Toscana: Piano straordinario per il contenimento degli ungulati
25 Maggio 2009
Toscana – Il Piano straordinario per il contenimento degli ungulati della Regione soddisfa la Cia Toscana. L’impegno ad adottare un Piano straordinario era stato assunto dal presidente
della Regione Claudio Martini nelle conclusioni della Conferenza regionale della caccia dello scorso mese di febbraio.
Una promessa mantenuta dalla Giunta regionale, che ha approvato il 18 maggio una delibera che affida ampi poteri alle province per definire entro 30 giorni interventi in grado di far uscire il
territorio toscano dall’emergenza ungulati entro tre mesi. Un provvedimento, sottolinea la Cia Toscana, che giunge mentre si moltiplicano gli allarmi e le denunce sui gravi danni agricoli,
ambientali e civili determinati dalla presenza invasiva degli ungulati.
“Una situazione – denuncia Marco Failoni della presidenza regionale della Cia – grave, siamo ormai al collasso. I produttori agricoli e forestali sono ormai esasperati; veri e propri allarmi
sono giunti negli ultimi giorni dai boscaioli pistoiesi, che denunciano la devastazione delle foreste, con rilevanti danni ambientali, e dai viticoltori del Chianti, che alla crisi del settore
vedono aggiungersi i danni alle produzioni ed agli impianti provocati dai cinghiali.

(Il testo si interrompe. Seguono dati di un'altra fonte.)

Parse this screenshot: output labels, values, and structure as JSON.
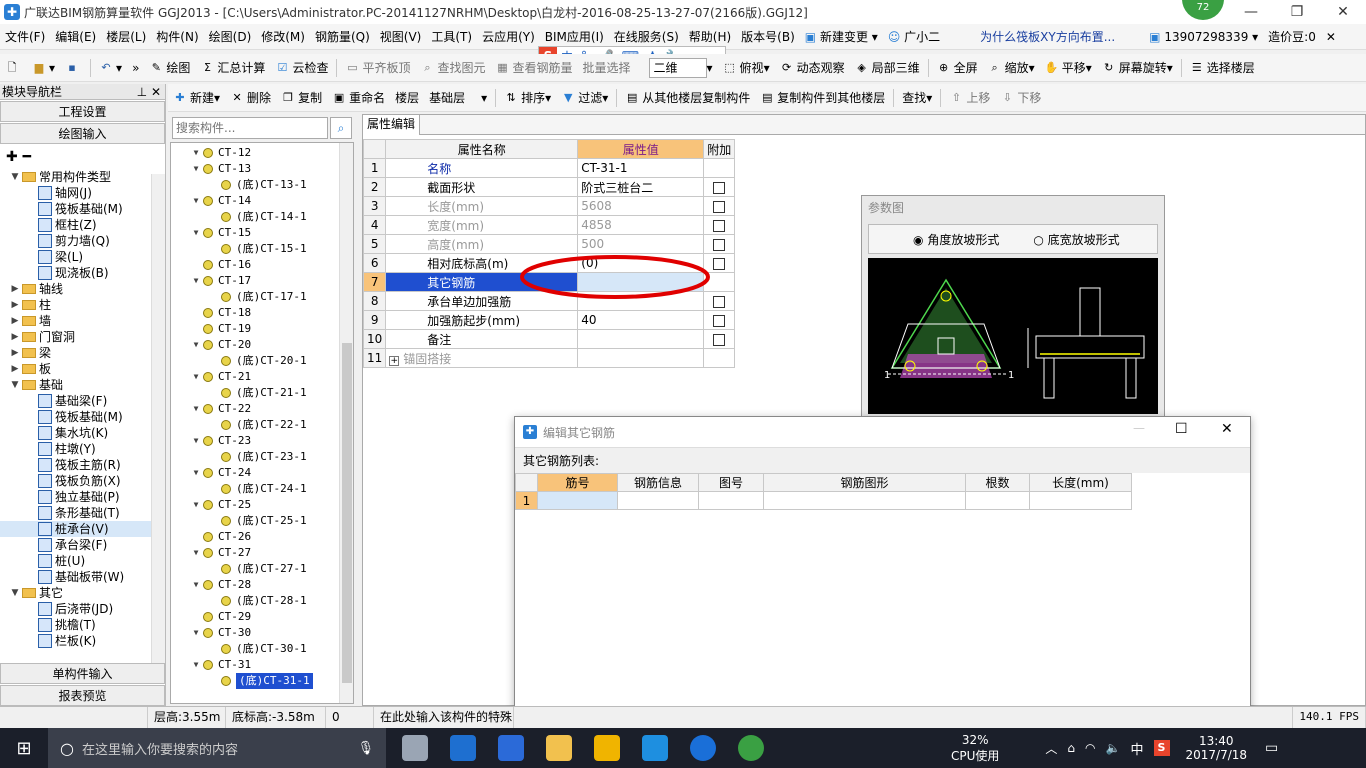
{
  "window": {
    "title": "广联达BIM钢筋算量软件 GGJ2013 - [C:\\Users\\Administrator.PC-20141127NRHM\\Desktop\\白龙村-2016-08-25-13-27-07(2166版).GGJ12]",
    "badge": "72"
  },
  "menu": [
    "文件(F)",
    "编辑(E)",
    "楼层(L)",
    "构件(N)",
    "绘图(D)",
    "修改(M)",
    "钢筋量(Q)",
    "视图(V)",
    "工具(T)",
    "云应用(Y)",
    "BIM应用(I)",
    "在线服务(S)",
    "帮助(H)",
    "版本号(B)"
  ],
  "menu_right": {
    "change": "新建变更",
    "assistant": "广小二",
    "question": "为什么筏板XY方向布置...",
    "phone": "13907298339",
    "cost": "造价豆:0"
  },
  "toolbar1": {
    "draw": "绘图",
    "sum": "汇总计算",
    "cloud_check": "云检查",
    "align_top": "平齐板顶",
    "find_elem": "查找图元",
    "view_rebar": "查看钢筋量",
    "batch_select": "批量选择",
    "view_mode": "二维",
    "view_top": "俯视",
    "dynamic": "动态观察",
    "local3d": "局部三维",
    "fullscreen": "全屏",
    "zoom": "缩放",
    "pan": "平移",
    "rotate": "屏幕旋转",
    "select_floor": "选择楼层"
  },
  "toolbar2": {
    "new": "新建",
    "delete": "删除",
    "copy": "复制",
    "rename": "重命名",
    "floor_label": "楼层",
    "floor_value": "基础层",
    "sort": "排序",
    "filter": "过滤",
    "copy_from": "从其他楼层复制构件",
    "copy_to": "复制构件到其他楼层",
    "find": "查找",
    "up": "上移",
    "down": "下移"
  },
  "nav": {
    "header": "模块导航栏",
    "project_settings": "工程设置",
    "draw_input": "绘图输入",
    "single_input": "单构件输入",
    "report_preview": "报表预览",
    "tree": [
      {
        "type": "folder",
        "label": "常用构件类型",
        "open": true,
        "level": 0
      },
      {
        "type": "item",
        "label": "轴网(J)",
        "level": 1
      },
      {
        "type": "item",
        "label": "筏板基础(M)",
        "level": 1
      },
      {
        "type": "item",
        "label": "框柱(Z)",
        "level": 1
      },
      {
        "type": "item",
        "label": "剪力墙(Q)",
        "level": 1
      },
      {
        "type": "item",
        "label": "梁(L)",
        "level": 1
      },
      {
        "type": "item",
        "label": "现浇板(B)",
        "level": 1
      },
      {
        "type": "folder",
        "label": "轴线",
        "open": false,
        "level": 0
      },
      {
        "type": "folder",
        "label": "柱",
        "open": false,
        "level": 0
      },
      {
        "type": "folder",
        "label": "墙",
        "open": false,
        "level": 0
      },
      {
        "type": "folder",
        "label": "门窗洞",
        "open": false,
        "level": 0
      },
      {
        "type": "folder",
        "label": "梁",
        "open": false,
        "level": 0
      },
      {
        "type": "folder",
        "label": "板",
        "open": false,
        "level": 0
      },
      {
        "type": "folder",
        "label": "基础",
        "open": true,
        "level": 0
      },
      {
        "type": "item",
        "label": "基础梁(F)",
        "level": 1
      },
      {
        "type": "item",
        "label": "筏板基础(M)",
        "level": 1
      },
      {
        "type": "item",
        "label": "集水坑(K)",
        "level": 1
      },
      {
        "type": "item",
        "label": "柱墩(Y)",
        "level": 1
      },
      {
        "type": "item",
        "label": "筏板主筋(R)",
        "level": 1
      },
      {
        "type": "item",
        "label": "筏板负筋(X)",
        "level": 1
      },
      {
        "type": "item",
        "label": "独立基础(P)",
        "level": 1
      },
      {
        "type": "item",
        "label": "条形基础(T)",
        "level": 1
      },
      {
        "type": "item",
        "label": "桩承台(V)",
        "level": 1,
        "selected": true
      },
      {
        "type": "item",
        "label": "承台梁(F)",
        "level": 1
      },
      {
        "type": "item",
        "label": "桩(U)",
        "level": 1
      },
      {
        "type": "item",
        "label": "基础板带(W)",
        "level": 1
      },
      {
        "type": "folder",
        "label": "其它",
        "open": true,
        "level": 0
      },
      {
        "type": "item",
        "label": "后浇带(JD)",
        "level": 1
      },
      {
        "type": "item",
        "label": "挑檐(T)",
        "level": 1
      },
      {
        "type": "item",
        "label": "栏板(K)",
        "level": 1
      }
    ]
  },
  "component": {
    "search_placeholder": "搜索构件...",
    "items": [
      {
        "label": "CT-12",
        "level": 0,
        "exp": "open"
      },
      {
        "label": "CT-13",
        "level": 0,
        "exp": "open"
      },
      {
        "label": "(底)CT-13-1",
        "level": 1
      },
      {
        "label": "CT-14",
        "level": 0,
        "exp": "open"
      },
      {
        "label": "(底)CT-14-1",
        "level": 1
      },
      {
        "label": "CT-15",
        "level": 0,
        "exp": "open"
      },
      {
        "label": "(底)CT-15-1",
        "level": 1
      },
      {
        "label": "CT-16",
        "level": 0
      },
      {
        "label": "CT-17",
        "level": 0,
        "exp": "open"
      },
      {
        "label": "(底)CT-17-1",
        "level": 1
      },
      {
        "label": "CT-18",
        "level": 0
      },
      {
        "label": "CT-19",
        "level": 0
      },
      {
        "label": "CT-20",
        "level": 0,
        "exp": "open"
      },
      {
        "label": "(底)CT-20-1",
        "level": 1
      },
      {
        "label": "CT-21",
        "level": 0,
        "exp": "open"
      },
      {
        "label": "(底)CT-21-1",
        "level": 1
      },
      {
        "label": "CT-22",
        "level": 0,
        "exp": "open"
      },
      {
        "label": "(底)CT-22-1",
        "level": 1
      },
      {
        "label": "CT-23",
        "level": 0,
        "exp": "open"
      },
      {
        "label": "(底)CT-23-1",
        "level": 1
      },
      {
        "label": "CT-24",
        "level": 0,
        "exp": "open"
      },
      {
        "label": "(底)CT-24-1",
        "level": 1
      },
      {
        "label": "CT-25",
        "level": 0,
        "exp": "open"
      },
      {
        "label": "(底)CT-25-1",
        "level": 1
      },
      {
        "label": "CT-26",
        "level": 0
      },
      {
        "label": "CT-27",
        "level": 0,
        "exp": "open"
      },
      {
        "label": "(底)CT-27-1",
        "level": 1
      },
      {
        "label": "CT-28",
        "level": 0,
        "exp": "open"
      },
      {
        "label": "(底)CT-28-1",
        "level": 1
      },
      {
        "label": "CT-29",
        "level": 0
      },
      {
        "label": "CT-30",
        "level": 0,
        "exp": "open"
      },
      {
        "label": "(底)CT-30-1",
        "level": 1
      },
      {
        "label": "CT-31",
        "level": 0,
        "exp": "open"
      },
      {
        "label": "(底)CT-31-1",
        "level": 1,
        "selected": true
      }
    ]
  },
  "props": {
    "tab": "属性编辑",
    "col_name": "属性名称",
    "col_value": "属性值",
    "col_extra": "附加",
    "rows": [
      {
        "no": "1",
        "name": "名称",
        "value": "CT-31-1",
        "style": "blue",
        "check": false
      },
      {
        "no": "2",
        "name": "截面形状",
        "value": "阶式三桩台二",
        "style": "",
        "check": true
      },
      {
        "no": "3",
        "name": "长度(mm)",
        "value": "5608",
        "style": "gray",
        "check": true
      },
      {
        "no": "4",
        "name": "宽度(mm)",
        "value": "4858",
        "style": "gray",
        "check": true
      },
      {
        "no": "5",
        "name": "高度(mm)",
        "value": "500",
        "style": "gray",
        "check": true
      },
      {
        "no": "6",
        "name": "相对底标高(m)",
        "value": "(0)",
        "style": "",
        "check": true
      },
      {
        "no": "7",
        "name": "其它钢筋",
        "value": "",
        "style": "selected",
        "check": false
      },
      {
        "no": "8",
        "name": "承台单边加强筋",
        "value": "",
        "style": "",
        "check": true
      },
      {
        "no": "9",
        "name": "加强筋起步(mm)",
        "value": "40",
        "style": "",
        "check": true
      },
      {
        "no": "10",
        "name": "备注",
        "value": "",
        "style": "",
        "check": true
      },
      {
        "no": "11",
        "name": "锚固搭接",
        "value": "",
        "style": "group",
        "check": false
      }
    ]
  },
  "param": {
    "title": "参数图",
    "option_angle": "角度放坡形式",
    "option_width": "底宽放坡形式",
    "selected": "angle",
    "label_1": "1"
  },
  "dialog": {
    "title": "编辑其它钢筋",
    "list_label": "其它钢筋列表:",
    "columns": [
      "筋号",
      "钢筋信息",
      "图号",
      "钢筋图形",
      "根数",
      "长度(mm)"
    ],
    "row_no": "1"
  },
  "status": {
    "floor_height": "层高:3.55m",
    "bottom_elev": "底标高:-3.58m",
    "zero": "0",
    "hint": "在此处输入该构件的特殊",
    "fps": "140.1 FPS"
  },
  "taskbar": {
    "search_placeholder": "在这里输入你要搜索的内容",
    "cpu_percent": "32%",
    "cpu_label": "CPU使用",
    "ime": "中",
    "time": "13:40",
    "date": "2017/7/18"
  },
  "colors": {
    "accent_orange": "#f8c37a",
    "selection_blue": "#d6e7f8",
    "annotation_red": "#e00000",
    "taskbar": "#1b1f2a"
  }
}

Si tratta quindi – conclude Failoni – di intervenire rapidamente per riportare la densità di ungulati a quella definita dalle norme regionali, 2,5 capi per ogni 100 ettari: oggi siamo ad
almeno 10 capi per 100 ettari, quattro volte più del consentito”.
Per il presidente della Cia Toscana Giordano Pascucci “l’iniziativa della Giunta regionale è da apprezzare, anche perché dà concretezza alle linee indicate da Martini
concludendo la Conferenza regionale. Ora però si facciano subito i piani provinciali, non sono tollerabili ulteriori ritardi né eventuali negligenze – sottolinea Pascucci –
chiunque venisse meno alle proprie funzioni assumerebbe una responsabilità grave.
In molte province si stanno in questi giorni convocando incontri e consultazioni. Questo è positivo – conclude Pascucci – ma sia chiaro un punto: all’ordine del giorno vi deve essere
l’attuazione del piano straordinario. Ci auguriamo che nessuno pensi di anteporre a questa priorità il tema delle deroghe al divieto di foraggiamento. Sarebbe un atteggiamento
irresponsabile che troverebbe la più ferma opposizione della Cia”.